When reducing the number of principal components, some information (variance) is inevitably lost. The amount of information lost is proportional to the variance explained by the discarded components:

\[ \text{Information Loss} = 1 - \sum_{i=1}^{k} \frac{\lambda_i}{\sum_{i=1}^{p} \lambda_i} \]

This formula shows the proportion of the total variance that is lost by reducing the dimensionality from \(p\) to \(k\) components.

Example 5.2 (Example: Data Reconstruction in Python) The following Python code demonstrates how to reconstruct the data from the top 2 principal components using the Iris dataset:

import numpy as np
from sklearn.decomposition import PCA
from sklearn.datasets import load_iris

# Load Iris dataset
iris = load_iris()
X = iris.data

# Apply PCA with 2 components
pca = PCA(n_components=2)
X_pca = pca.fit_transform(X)

# Reconstruct the data from the 2 principal components
X_reconstructed = pca.inverse_transform(X_pca)
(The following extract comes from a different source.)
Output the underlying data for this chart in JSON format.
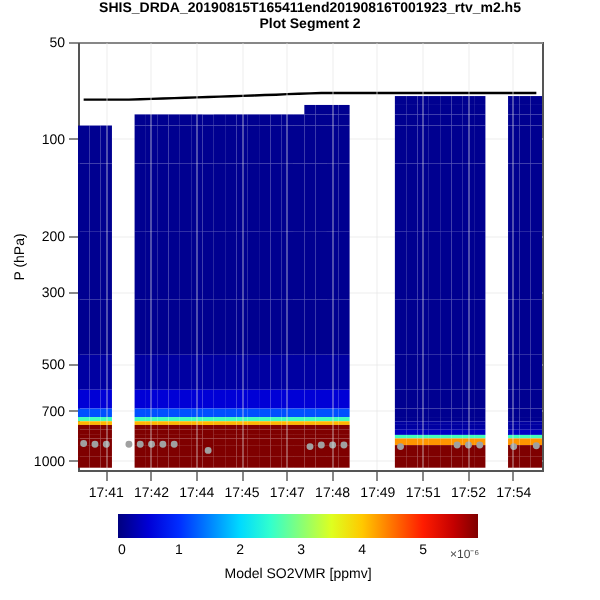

# Print original and reconstructed data for comparison
print("Original Data (first 5 rows):")
print(X[:5])

print("\nReconstructed Data (first 5 rows):")
print(np.round(X_reconstructed[:5], 2))
Original Data (first 5 rows):
[[5.1 3.5 1.4 0.2]
 [4.9 3.  1.4 0.2]
 [4.7 3.2 1.3 0.2]
 [4.6 3.1 1.5 0.2]
 [5.  3.6 1.4 0.2]]

Reconstructed Data (first 5 rows):
[[5.08 3.52 1.4  0.21]
 [4.75 3.16 1.46 0.24]
 [4.7  3.2  1.31 0.18]
 [4.64 3.06 1.46 0.24]
 [5.07 3.53 1.36 0.2 ]]

In this example, the data is projected onto the top 2 principal components and then reconstructed from these components. You can compare the original data and the reconstructed data to see how much information has been retained.

5.5 Conclusion

In this chapter, we covered several important properties of PCA:

  • Explained variance: The proportion of total variance captured by each principal component.
  • Dimensionality reduction: Reducing the number of features while retaining as much information as possible.
  • Orthogonality of principal components: Ensuring that the components are mutually uncorrelated.
  • Reconstruction of data: Approximating the original data from

the principal components.

Understanding these properties is essential for effectively applying PCA to your data, interpreting the results, and determining how many principal components to retain.